Manuel Martin Torres told police and reporters during a news conference that he stabbed and attacked Rev. Jesse Euresti with a machete after learning the priest was kicking him out of the home.
Torres said he had demanded Euresti pay him between $10,000 and $15,000.
Torres said he had been seeing the priest for the past year, and he would visit him every Monday in Nuevo Laredo. He said Euresti had recently met someone else.
"I was so angry," Torres said. "How is it possible that after using me for so long, he was going to give me a kick in the butt?"
Messages seeking comment from the Diocese of Austin and Euresti's family were not immediately returned Tuesday.

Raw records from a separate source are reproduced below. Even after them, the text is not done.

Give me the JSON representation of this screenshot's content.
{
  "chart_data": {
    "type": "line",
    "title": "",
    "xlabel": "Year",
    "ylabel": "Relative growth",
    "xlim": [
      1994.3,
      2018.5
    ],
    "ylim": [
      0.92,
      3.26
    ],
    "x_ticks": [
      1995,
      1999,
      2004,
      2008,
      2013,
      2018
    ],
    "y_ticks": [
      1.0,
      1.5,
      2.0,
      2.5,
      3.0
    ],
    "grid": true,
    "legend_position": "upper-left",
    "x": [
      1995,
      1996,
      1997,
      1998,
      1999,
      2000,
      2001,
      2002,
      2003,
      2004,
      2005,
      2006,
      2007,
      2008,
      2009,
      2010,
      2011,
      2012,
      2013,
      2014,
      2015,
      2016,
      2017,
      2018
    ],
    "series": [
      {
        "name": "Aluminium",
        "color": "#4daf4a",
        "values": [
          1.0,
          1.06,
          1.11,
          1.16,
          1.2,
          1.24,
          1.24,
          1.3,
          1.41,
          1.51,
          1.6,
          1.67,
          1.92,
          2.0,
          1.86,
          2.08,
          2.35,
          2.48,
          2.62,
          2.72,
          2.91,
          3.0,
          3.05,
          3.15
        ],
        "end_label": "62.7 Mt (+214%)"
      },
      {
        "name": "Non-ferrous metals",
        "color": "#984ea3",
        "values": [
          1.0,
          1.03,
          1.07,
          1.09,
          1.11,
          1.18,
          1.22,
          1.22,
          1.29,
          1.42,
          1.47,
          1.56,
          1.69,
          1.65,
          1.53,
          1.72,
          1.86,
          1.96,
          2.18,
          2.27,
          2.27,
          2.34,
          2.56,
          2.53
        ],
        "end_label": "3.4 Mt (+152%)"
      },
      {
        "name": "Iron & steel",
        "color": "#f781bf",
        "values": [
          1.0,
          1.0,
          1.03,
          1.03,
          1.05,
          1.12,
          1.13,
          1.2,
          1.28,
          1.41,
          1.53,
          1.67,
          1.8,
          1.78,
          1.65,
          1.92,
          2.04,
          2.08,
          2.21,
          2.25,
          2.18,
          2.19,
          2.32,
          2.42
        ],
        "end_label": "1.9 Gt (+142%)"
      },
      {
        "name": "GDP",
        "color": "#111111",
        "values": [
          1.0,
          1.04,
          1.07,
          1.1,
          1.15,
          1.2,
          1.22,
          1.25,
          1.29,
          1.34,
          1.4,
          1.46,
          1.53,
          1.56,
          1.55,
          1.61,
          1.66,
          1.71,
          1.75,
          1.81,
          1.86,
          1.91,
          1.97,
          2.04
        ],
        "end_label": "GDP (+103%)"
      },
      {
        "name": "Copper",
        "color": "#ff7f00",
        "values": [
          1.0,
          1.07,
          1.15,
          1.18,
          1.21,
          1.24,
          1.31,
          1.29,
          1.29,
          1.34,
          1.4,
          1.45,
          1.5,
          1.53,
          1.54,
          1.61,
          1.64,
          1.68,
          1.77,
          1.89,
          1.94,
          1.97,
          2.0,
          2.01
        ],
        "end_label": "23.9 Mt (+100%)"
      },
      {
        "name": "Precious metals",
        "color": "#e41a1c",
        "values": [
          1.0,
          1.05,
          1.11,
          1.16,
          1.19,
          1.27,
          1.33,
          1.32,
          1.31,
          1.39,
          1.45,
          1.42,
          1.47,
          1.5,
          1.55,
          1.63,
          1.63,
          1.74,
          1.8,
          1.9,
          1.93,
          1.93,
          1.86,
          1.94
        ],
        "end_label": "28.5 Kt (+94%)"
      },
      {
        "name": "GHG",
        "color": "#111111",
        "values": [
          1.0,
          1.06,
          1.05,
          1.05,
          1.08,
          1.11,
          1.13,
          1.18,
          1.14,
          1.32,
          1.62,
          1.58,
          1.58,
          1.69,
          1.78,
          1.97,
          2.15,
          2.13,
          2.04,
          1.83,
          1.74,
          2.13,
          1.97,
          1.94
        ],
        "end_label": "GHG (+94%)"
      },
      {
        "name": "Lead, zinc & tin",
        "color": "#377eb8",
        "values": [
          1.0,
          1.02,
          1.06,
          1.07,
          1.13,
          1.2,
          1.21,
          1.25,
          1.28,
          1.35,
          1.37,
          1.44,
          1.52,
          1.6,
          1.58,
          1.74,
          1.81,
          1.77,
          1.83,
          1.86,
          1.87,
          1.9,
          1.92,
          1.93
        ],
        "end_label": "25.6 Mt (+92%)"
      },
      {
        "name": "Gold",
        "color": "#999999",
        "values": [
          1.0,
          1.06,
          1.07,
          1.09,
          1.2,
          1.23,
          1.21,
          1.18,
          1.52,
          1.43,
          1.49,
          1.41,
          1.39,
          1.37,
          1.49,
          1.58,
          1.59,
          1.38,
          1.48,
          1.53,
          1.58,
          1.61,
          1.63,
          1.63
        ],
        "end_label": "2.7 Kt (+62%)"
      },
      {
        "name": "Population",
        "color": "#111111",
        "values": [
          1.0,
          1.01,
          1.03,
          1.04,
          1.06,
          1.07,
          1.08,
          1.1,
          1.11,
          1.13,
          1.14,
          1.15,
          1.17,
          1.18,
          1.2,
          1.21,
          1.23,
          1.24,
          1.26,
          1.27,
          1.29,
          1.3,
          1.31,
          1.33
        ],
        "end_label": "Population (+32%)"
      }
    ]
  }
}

Euresti vanished a week ago after going to the Nuevo Laredo house he bought in September to do some repair work. A neighbor called police after finding blood in the garage and his bedroom, said Euresti's niece, Beatrice Rios. His mattress and an area rug were missing.
Euresti's body was found off a highway in Nuevo Laredo over the weekend after Torres allegedly called the reverend's family to demand 3,000 pesos, about $220, for information on its whereabouts. The family paid less than the demanded amount, said police Commander Guillermo Bermudez Davila. Torres was arrested Sunday when he tried to collect the money at a bank in the southern state of Chiapas.
Family members confirmed the identity of the decomposed body Monday.
Torres, who is from Honduras, said he demanded money from Euresti's family after he was mugged while trying to cross the Guatemalan border.
Christian Gonzalez, spokesman for the Diocese of Austin, said Euresti, the pastor of Cristo Rey Catholic Church in south Austin, had been making weekly trips to work on the house before his scheduled retirement in July. He planned to retire in Nuevo Laredo.
The priest, ordained in 1965, had worked as an Air Force chaplain and in bilingual parishes throughout Texas before returning to Cristo Rey, his childhood parish, in the final years of his career.